Representing more than one million farmers across 28 countries in Africa and the Middle East, Fairtrade advocates for better prices, decent working conditions, local sustainability and fair terms of trade for farmers around the world with a focus on lower income countries.

“Our 627 producer organisations received €49.8 million (Sh6.1 billion) in Fairtrade premium in 2020 further broken down into 55 per cent earned by cocoa producers, 14 per cent by flower producers, nine per cent by coffee producers and six per cent by banana producers,” said Fairtrade in the ‘State of Farmer and Workers Trends and Impact, Globally and in Africa’ report for June 2022.
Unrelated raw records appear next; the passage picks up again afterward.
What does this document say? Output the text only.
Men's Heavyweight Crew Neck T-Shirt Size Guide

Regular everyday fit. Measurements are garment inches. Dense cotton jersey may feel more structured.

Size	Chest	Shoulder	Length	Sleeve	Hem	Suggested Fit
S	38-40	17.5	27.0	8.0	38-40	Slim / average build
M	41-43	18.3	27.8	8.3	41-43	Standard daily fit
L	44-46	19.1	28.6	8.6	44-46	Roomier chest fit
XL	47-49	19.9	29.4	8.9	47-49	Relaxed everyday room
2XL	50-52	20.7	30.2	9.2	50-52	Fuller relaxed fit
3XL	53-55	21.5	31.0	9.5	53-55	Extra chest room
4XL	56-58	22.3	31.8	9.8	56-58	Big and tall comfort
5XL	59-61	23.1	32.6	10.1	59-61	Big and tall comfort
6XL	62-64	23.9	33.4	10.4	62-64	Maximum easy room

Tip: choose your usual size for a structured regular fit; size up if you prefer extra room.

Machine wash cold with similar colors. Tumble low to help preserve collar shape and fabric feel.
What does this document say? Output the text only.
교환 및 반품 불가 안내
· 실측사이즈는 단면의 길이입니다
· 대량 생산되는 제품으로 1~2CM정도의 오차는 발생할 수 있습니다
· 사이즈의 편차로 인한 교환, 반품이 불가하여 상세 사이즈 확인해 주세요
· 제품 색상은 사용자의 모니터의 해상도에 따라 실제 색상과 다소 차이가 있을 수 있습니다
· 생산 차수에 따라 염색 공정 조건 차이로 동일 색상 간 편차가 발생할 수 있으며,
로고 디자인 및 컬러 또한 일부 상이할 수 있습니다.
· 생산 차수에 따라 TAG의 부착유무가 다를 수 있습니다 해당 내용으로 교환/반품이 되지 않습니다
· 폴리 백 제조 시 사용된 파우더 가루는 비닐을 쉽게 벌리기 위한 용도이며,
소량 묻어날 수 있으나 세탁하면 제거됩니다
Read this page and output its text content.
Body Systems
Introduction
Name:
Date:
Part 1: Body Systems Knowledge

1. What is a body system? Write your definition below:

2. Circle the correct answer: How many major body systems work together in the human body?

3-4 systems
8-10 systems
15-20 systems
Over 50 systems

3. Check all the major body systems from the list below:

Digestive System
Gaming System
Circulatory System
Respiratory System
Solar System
Another four per cent was earned by tea producers, three per cent by sugar producers and three per cent by grape producers.

By requiring companies to pay sustainable prices (which must not fall lower than the market price), Fairtrade attempts to address the injustices of conventional trade, which traditionally discriminates against producers from low-income countries.

The lobby works with small-scale producer organisations across the globe including farming cooperatives to champion standards that contribute to environmental sustainability.

The Faitrade base wage is set at a minimum of 70 per cent of the take-home pay needed for a living wage which has been established by the Global Living Wage Coalition applying in more than 30 countries.

In a recent panel conversation convened under the Fairtrade International General Assembly in Nairobi, Fairtrade Global CEO Sandra Uwera said the lobby was committed to leveraging people and organisation engagement to expand impact.

“Faitrade is an enabler to farmers and workers in developing countries to secure better livelihoods through tackling the injustices of the global value chain. Farmers and workers are embedded in all levels of our governance and decision-making.”